Bedford takes stock of all town properties
The town began the process in April by going door to door to collect data to calculate each property’s assessed value. The objective is for all property owners to pay a fair share of taxes within their property class and for assessments to be as close to market value as possible.
“We never get 100 percent of physical inspections. More likely, if we get 50 percent we’re lucky,” he said.
The town’s cost of the revaluation is $100,000, which is set aside in the general fund. Most properties were inspected by the town, and some were completed by independent contractors.
In 2008, the town’s total assessed value for residential, commercial and utility properties was $3.34 billion, an assessed value of 95.7 percent. In 2003, the total assessed value was $1.8 billion, at 65 percent. The tax rate in 2003 was $18.63, and $17.86 in 2008.
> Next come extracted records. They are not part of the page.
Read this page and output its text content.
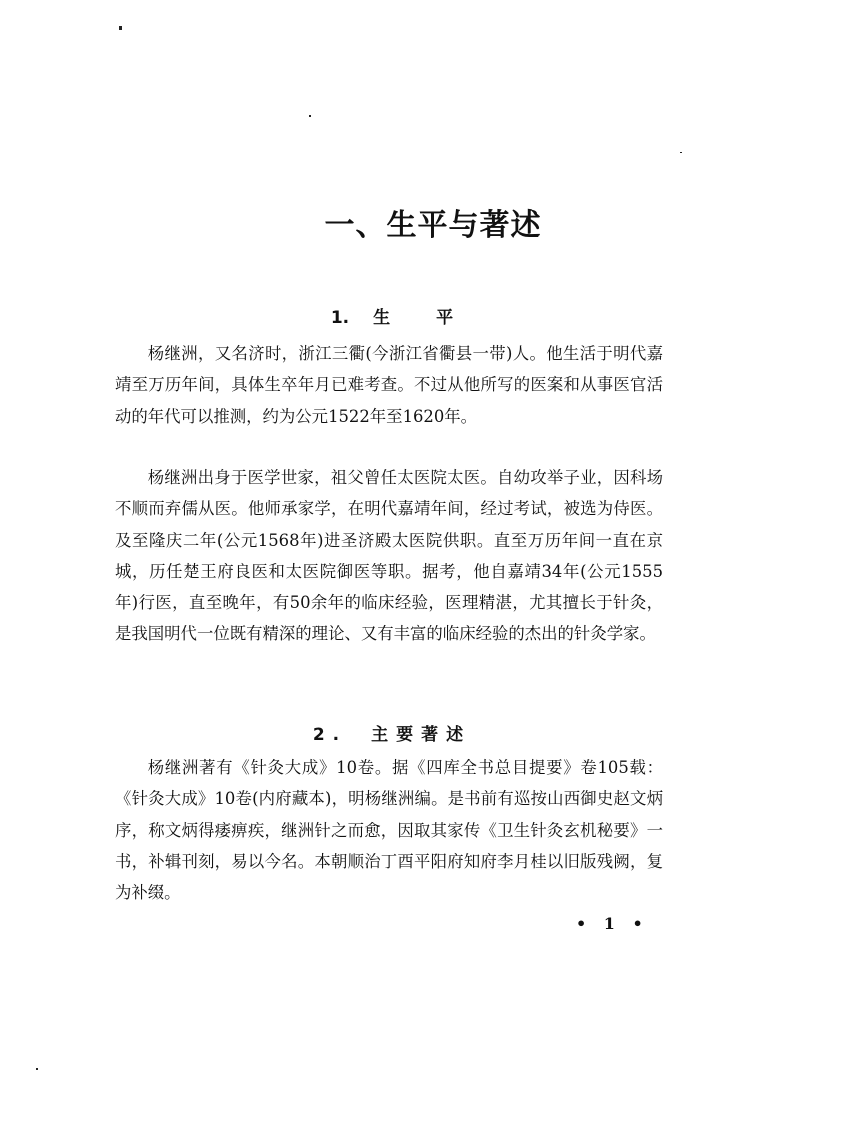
一、生平与著述
1. 生	平

杨继洲，又名济时，浙江三衢(今浙江省衢县一带)人。他生活于明代嘉靖至万历年间，具体生卒年月已难考查。不过从他所写的医案和从事医官活动的年代可以推测，约为公元1522年至1620年。

杨继洲出身于医学世家，祖父曾任太医院太医。自幼攻举子业，因科场不顺而弃儒从医。他师承家学，在明代嘉靖年间，经过考试，被选为侍医。及至隆庆二年(公元1568年)进圣济殿太医院供职。直至万历年间一直在京城，历任楚王府良医和太医院御医等职。据考，他自嘉靖34年(公元1555年)行医，直至晚年，有50余年的临床经验，医理精湛，尤其擅长于针灸，是我国明代一位既有精深的理论、又有丰富的临床经验的杰出的针灸学家。

2. 主要著述

杨继洲著有《针灸大成》10卷。据《四库全书总目提要》卷105载：《针灸大成》10卷(内府藏本)，明杨继洲编。是书前有巡按山西御史赵文炳序，称文炳得痿痹疾，继洲针之而愈，因取其家传《卫生针灸玄机秘要》一书，补辑刊刻，易以今名。本朝顺治丁酉平阳府知府李月桂以旧版残阙，复为补缀。

• 1 •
“Bedford has fared well in the region and across the state, and New Hampshire has fared well over the past five years than the majority of the country,” said Ingalls.
Real estate agent Fred Afshar of Keller Williams in Bedford said agents look at assessed values only as a trend to see if they are increasing or decreasing.
“We look at what’s on the market to see the competition, and where a seller needs to be,” he said. “We look at assessments as a way for towns to collect taxes. Towns don’t have the money to do full appraisals.”
Afshar said some buyers, from California as an example, expect homes sales to be based on square footage overall, but that’s not the case here. Basements have a different value than first and second floors, and the same is true for finished third-floor spaces or attics.